St. Charles Community College alumna Laura Helling has a career she loves working as director of development at Wings of Hope and is able to use her education and skills to support humanitarian efforts throughout the world.
“Wings of Hope does international programming to lift people out of poverty,” Laura explained. “Aviation is at the core of our mission, but the impact is bigger.”
During a recent trip to Ecuador, Wings of Hope took baby chicks to the people in the Achuar Tribal Village in Juyinsta. The chickens not only provide food, they help replace the time villagers spend hunting and gathering with time to learn to read and write, or to create jewelry and baskets to be sold.
With chicks being the first step, the program cultivates small industry and, at the same time, reduces the impact on the rainforest.
“The whole goal is to help people to be self-sufficient,” Laura said. She explained how the plane ride there is only the beginning, and the bigger picture is in the efforts to work with the indigenous people in Ecuador and other places to equip them with the resources and education they need to be sustainable in the future.
An Associate of Arts degree from SCC was a first step for Laura in reaching her career ambitions. The AA degree is popular for students who plan to transfer to a four-year institution.

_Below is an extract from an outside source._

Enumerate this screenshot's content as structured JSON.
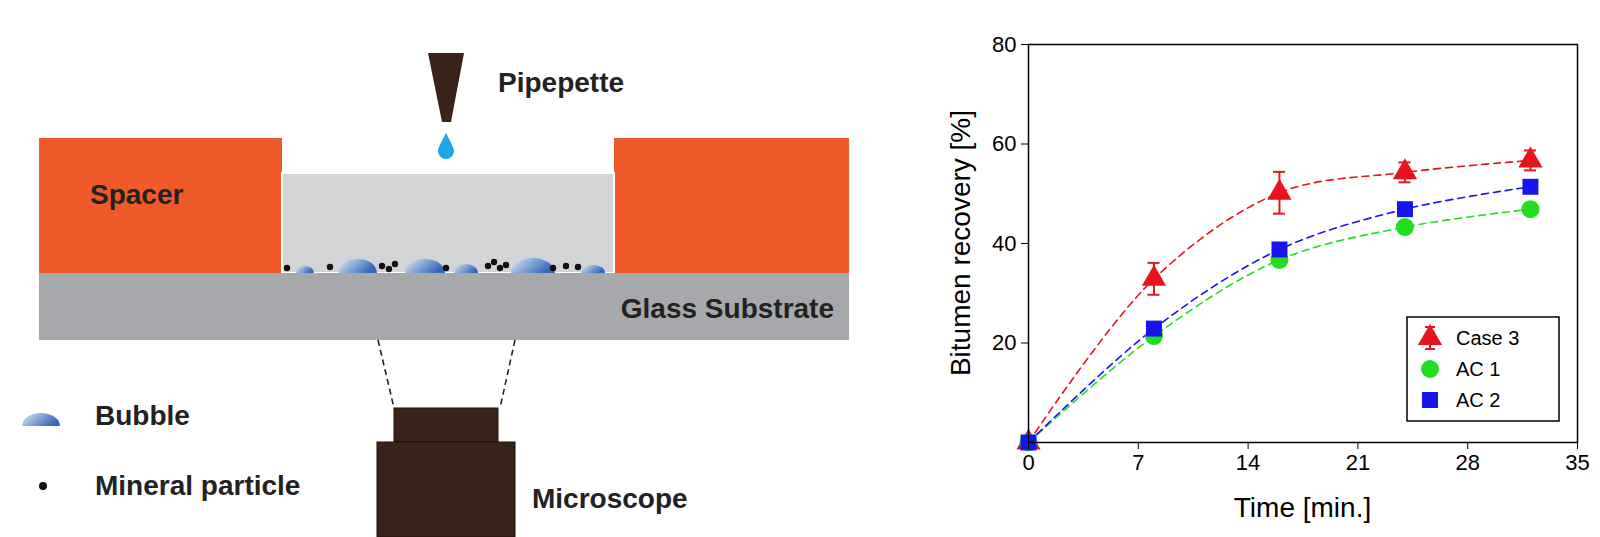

“I needed to get started,” Laura said. “I knew I wanted to go on and get a bachelor’s degree, a master’s degree and a Ph.D. and build on the foundation I started at St. Charles Community College.”
She was a returning learner at the time and said that when she was ready to go back to school SCC was the perfect choice for her. She was rearing five kids, and with the college nearby, she found the flexibility she needed to fit classes into her busy schedule.
“My teachers were phenomenal, and I enjoyed the academic environment,” Laura said. I gained a set of skills at SCC that prepared me for success.”
She went on to get a bachelor’s degree from Lindenwood University in communications with an emphasis in creative writing and a master’s degree in nonprofit administration from Washington University.
“Who would have thought that 20 years ago when I was going to St. Charles Community College that this is where I would be?” she said.
When she accepted a position at Wings of Hope less than a year ago, she said she couldn’t be happier and that she was drawn to the job because of a childhood dream to travel the world and make a difference.
The efforts of Wings of Hope are widespread, from creating alliances to fight infectious diseases in Zambia, to building water wells to provide clean drinking water in Guyana.
The non-sectarian, non-racial, non-political, nonprofit organization was nominated for a 2011 Nobel Peace Prize and has 157 bases in 47 countries, with a goal to change the course of humanity towards peace and hope.
In the United States, Wings of Hope provides access for people in rural settings to medical care with transportation through its Medical Mission and Air Transport service.
Prior to working at Wings of Hope, Laura was executive director of the Foundry Art Centre, and was cultural arts supervisor for the City of St. Peters Cultural Arts Center, helping the organization to grow and coordinating grassroots efforts to establish local interest in the arts.
Beyond her work, she contributes to the community. She served on the Arts and Culture Commission with the City of St. Charles. She is a founding board member of Riverside Shakespeare Theatre Co. (responsible for producing the St. Charles Shakespeare in the Park event), a board member for the Festival of the Little Hills, a member of the Association for Fundraising Professionals and is a member of Lambert Airport’s Art Advisory Committee.
“I love what I’m doing now,” she said. “It’s important to give back.”